Like virtually every other state, Maine has enacted a “financial responsibility” law which requires owners and operators of motor vehicles that are registered in this state to maintain minimum levels of motor vehicle financial responsibility.[1]  Do you know if your motor vehicle is uninsured or underinsured? The vast majority of people comply with Maine’s financial responsibility law by obtaining an automobile insurance policy that provides at least the following minimum amounts of coverage:[2]

(1) $25,000 for property damage;

(2) $50,000 for the injury to or death of any one person;

(3) $100,000 for the injury to or death of more than one person; and

(4) $2,000 for medical payments.[3]

If you have ever taken a look at your insurance policy (if you haven’t yet, you should), you are probably at least generally aware of the property damage and bodily injury liability insurance that you have and how it operates.  However, one aspect of the insurance policy that is often overlooked and/or misunderstood is “uninsured” and “underinsured” motorist (“UM” and “UIM”, respectively) coverage. By law, each automobile insurance policy issued in Maine must include UM/UIM coverage.[4]

This coverage is incredibly important: whereas your bodily injury liability insurance protects others who are injured in an accident that you have been involved in, your UM/UIM coverage potentially protects you.  In simple terms, an “uninsured” motorist is one that either (a) lacks any insurance, or (b) you cannot identify (for example, a hit and run scenario where the other driver fled the scene before you were able to identify them).  Along those same lines, an “underinsured” motorist is one who has insurance, but in an amount less than either (a) the minimum amount required by law (i.e., currently $50,000 per person or $100,000 per occurrence); or (b) the amount of bodily injury insurance coverage that your policy provides.[5]  An example of the latter scenario would be if your insurance policy provides for $100,000 in bodily injury coverage per person, but the other driver’s insurance policy only provides for $50,000 per person.  In that instance, the other driver would be “underinsured” by $50,000.

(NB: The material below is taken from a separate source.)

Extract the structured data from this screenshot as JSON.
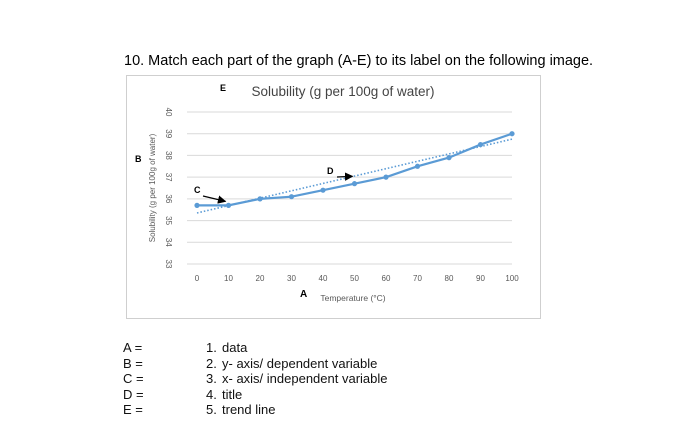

Generally speaking, Maine law requires your insurance policy to provide you with UM/UIM coverage in the same amount as your bodily injury liability coverage.[6]  So if for instance your policy provides $100,000 in coverage for bodily injury liability to others, it must also provide you with $100,000 in UM/UIM coverage.  There is a caveat to that, however: you, the purchaser, can choose to reject equal coverage.  To do so, you must sign a written form that contains certain language.  However, even if you reject equal coverage, the insurance company still must provide you with UM/UIM coverage in an amount at least equal to the minimum mandatory bodily injury liability coverage amount as set forth above.

So, why is any of this important?  There are a couple of reasons.  First and foremost, understanding your UM/UIM coverage can potentially help you protect yourself.  While you have the right to reject equal coverage and instead go with the minimum UM/UIM coverage required by law, you should think long and hard before you do so.  The financial impact from a car accident—hospital bills, prescription medications, lost wages, pain and suffering, etc.—can be overwhelming.  Why would you want to provide yourself with less protection than you provide to strangers?  This is particularly so in light of the fact that the amount of money you can save by rejecting equal coverage is typically negligible. Additionally, being aware of your UM/UIM coverage is important in case you ever find yourself in the situation of having been involved in an accident with an uninsured or underinsured motorist.  The first step in making a claim for UM/UIM benefits under your policy is being aware that the coverage exists.


These materials have been prepared by Rudman Winchell for educational purposes only.  They should not be considered legal advice. The transmission of this information to you is not intended to create a lawyer-client relationship. Readers should not act upon this information without seeking professional counsel.  You should not send any confidential or private information to Rudman Winchell until a formal attorney-client relationship has been established, in writing.

[1]               29-A M.R.S. § 1601(1).

[2]               As an alternative to obtaining automobile insurance, a person can also satisfy the financial responsibility law by depositing money and/or securities with the State of Maine in an amount equal to the minimum amounts of mandatory insurance coverage.  29-A M.R.S. § 1605(3)&(4).  This option is infrequently used, and is outside the scope of this article.

[3]               29-A M.R.S. § 1605(1)(C).

[4]               24-A M.R.S. § 2902.

[5]               Id.

[6]               24-A M.R.S. § 2902(2).